Even as the process of Brexit in terms of legislative issues and negotiations with the EU gets underway, both India and the UK, with a bilateral trade of goods and services of over 18 billion pound sterling, should begin working on the new paradigm, the chamber said.
On top of the agenda should be negotiating and signing a Free Trade Agreement (FTA) which should be a win-win for both the countries and can be used as a very important trade tool to deal with the economic downturn, it said.
"With over 800 Indian companies having operations or trade with the UK, India has a large stake in the smooth transition of the British economy from a part of the European bloc entity to a standalone economy," Kanoria said.

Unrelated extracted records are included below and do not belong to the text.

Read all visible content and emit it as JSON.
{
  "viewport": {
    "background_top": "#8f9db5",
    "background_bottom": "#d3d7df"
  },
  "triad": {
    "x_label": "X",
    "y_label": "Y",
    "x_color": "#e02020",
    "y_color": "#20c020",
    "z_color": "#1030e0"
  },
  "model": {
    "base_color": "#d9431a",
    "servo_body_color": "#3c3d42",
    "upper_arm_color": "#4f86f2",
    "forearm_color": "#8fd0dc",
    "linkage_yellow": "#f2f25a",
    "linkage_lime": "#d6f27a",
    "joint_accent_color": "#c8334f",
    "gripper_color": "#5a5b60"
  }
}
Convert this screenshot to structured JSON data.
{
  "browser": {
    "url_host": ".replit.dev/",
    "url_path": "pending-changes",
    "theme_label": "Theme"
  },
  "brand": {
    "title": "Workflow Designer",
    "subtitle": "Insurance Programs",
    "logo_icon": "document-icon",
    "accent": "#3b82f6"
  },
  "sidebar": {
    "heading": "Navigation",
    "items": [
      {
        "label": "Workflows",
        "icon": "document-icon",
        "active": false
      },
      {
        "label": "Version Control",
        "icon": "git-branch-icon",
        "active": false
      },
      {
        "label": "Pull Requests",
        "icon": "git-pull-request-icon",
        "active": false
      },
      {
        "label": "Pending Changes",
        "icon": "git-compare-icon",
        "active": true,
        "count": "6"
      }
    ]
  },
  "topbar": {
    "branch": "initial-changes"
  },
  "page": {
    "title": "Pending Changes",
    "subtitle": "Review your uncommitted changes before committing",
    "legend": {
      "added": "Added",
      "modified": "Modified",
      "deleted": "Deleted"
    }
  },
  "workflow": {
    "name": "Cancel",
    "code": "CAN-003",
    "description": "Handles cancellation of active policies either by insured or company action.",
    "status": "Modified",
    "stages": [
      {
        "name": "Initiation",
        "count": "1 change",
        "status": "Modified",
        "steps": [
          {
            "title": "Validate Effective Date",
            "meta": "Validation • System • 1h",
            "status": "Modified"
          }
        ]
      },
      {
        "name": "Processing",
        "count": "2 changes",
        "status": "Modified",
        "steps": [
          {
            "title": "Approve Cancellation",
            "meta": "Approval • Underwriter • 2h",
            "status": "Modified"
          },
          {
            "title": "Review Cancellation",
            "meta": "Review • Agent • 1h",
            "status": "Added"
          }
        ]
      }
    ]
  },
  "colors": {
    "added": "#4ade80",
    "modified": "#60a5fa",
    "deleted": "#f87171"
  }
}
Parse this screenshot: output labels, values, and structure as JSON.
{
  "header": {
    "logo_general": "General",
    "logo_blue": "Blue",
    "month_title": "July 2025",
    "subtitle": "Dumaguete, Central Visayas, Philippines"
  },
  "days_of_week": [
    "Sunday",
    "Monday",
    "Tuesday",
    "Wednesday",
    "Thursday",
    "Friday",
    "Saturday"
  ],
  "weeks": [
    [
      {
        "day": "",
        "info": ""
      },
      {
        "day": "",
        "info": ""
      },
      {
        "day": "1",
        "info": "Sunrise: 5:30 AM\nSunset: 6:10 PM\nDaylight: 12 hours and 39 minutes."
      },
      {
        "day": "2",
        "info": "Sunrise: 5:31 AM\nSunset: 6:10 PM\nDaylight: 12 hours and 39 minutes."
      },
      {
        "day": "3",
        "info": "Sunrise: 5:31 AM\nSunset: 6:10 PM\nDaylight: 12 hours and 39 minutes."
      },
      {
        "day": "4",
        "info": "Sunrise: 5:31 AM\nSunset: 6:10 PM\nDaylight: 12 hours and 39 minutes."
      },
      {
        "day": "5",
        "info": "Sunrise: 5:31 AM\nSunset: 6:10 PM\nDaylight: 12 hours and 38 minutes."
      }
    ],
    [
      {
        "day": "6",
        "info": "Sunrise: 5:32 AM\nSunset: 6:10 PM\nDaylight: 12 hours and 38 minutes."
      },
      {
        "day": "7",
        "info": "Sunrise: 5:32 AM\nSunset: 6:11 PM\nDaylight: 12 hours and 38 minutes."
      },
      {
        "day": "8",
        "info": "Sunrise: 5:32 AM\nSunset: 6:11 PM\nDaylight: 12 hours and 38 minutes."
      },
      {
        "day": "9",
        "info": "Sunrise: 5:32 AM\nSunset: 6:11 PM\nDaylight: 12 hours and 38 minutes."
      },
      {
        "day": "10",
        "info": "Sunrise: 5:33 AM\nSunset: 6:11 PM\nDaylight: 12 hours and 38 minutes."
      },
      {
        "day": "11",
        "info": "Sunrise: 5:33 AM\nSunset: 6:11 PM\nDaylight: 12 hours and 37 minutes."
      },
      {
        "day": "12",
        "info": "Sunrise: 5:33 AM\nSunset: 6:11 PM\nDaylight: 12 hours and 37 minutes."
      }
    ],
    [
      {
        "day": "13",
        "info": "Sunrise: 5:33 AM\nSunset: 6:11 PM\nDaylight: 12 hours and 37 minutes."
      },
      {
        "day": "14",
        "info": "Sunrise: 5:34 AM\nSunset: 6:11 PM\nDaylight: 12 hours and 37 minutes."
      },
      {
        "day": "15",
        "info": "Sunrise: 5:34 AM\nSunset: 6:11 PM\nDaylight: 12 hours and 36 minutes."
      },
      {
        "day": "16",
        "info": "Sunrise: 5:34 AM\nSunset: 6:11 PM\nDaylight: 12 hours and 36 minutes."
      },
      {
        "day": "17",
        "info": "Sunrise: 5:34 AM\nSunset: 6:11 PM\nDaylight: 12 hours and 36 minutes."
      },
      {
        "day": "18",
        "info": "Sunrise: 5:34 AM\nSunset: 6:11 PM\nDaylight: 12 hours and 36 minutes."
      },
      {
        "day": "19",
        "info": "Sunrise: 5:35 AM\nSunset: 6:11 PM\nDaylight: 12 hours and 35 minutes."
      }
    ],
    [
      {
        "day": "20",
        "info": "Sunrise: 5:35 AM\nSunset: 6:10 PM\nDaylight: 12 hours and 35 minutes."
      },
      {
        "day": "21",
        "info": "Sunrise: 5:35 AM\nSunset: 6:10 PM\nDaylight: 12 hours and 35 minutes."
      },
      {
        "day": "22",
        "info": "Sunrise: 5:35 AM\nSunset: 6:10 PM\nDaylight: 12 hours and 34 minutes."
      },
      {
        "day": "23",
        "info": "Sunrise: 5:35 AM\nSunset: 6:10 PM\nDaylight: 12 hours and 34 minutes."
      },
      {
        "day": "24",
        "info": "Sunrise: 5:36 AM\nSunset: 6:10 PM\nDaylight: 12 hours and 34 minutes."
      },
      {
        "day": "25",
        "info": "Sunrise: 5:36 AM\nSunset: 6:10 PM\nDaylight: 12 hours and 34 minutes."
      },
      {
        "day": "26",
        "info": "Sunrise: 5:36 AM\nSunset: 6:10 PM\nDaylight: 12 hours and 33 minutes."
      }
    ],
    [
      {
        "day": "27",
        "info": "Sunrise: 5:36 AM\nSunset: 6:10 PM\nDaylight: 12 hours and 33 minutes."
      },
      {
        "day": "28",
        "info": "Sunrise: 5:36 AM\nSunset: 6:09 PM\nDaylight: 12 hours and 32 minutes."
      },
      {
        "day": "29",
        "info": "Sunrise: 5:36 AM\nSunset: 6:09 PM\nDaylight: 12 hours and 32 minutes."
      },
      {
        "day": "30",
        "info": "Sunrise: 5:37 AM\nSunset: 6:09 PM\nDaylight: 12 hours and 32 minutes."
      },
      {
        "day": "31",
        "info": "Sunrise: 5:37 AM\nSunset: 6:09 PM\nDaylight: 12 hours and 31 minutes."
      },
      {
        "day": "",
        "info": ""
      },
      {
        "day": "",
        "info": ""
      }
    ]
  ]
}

CII highlighted that temporary Indian workers in the UK are not exempt from paying social security taxes, even though they are unable to avail any benefits from the UK social security system.
Withdrawals are usually permitted after 10 years and most temporary workers have a much shorter duration of stay in the UK. In the past, the UK has cited fiscal pressures and expressed the inability to enter into a totalization agreement with India, CII noted.
Besides, it said, there is a need to accord mutual recognition of qualifications gained through institutions in both countries.
According to the Ministry of Commerce, Indian exports to the UK were USD 9.2 billion and imports from the country were $5 billion in 2015-16. The UK ranks fifth as an export destination for India and 12th in terms of aggregate trade.
"Prospective bilateral agreement and growth avenues would push trade between India and UK to $20 billion by 2020 from the current level of at around $14.3 billion in 2015-16," PHD Chamber of Commerce President Mahesh Gupta said.
In investments, the UK is the third largest cumulative investor in India and the largest FDI source amongst the G20 nations with $23 billion of FDI as of March 2016.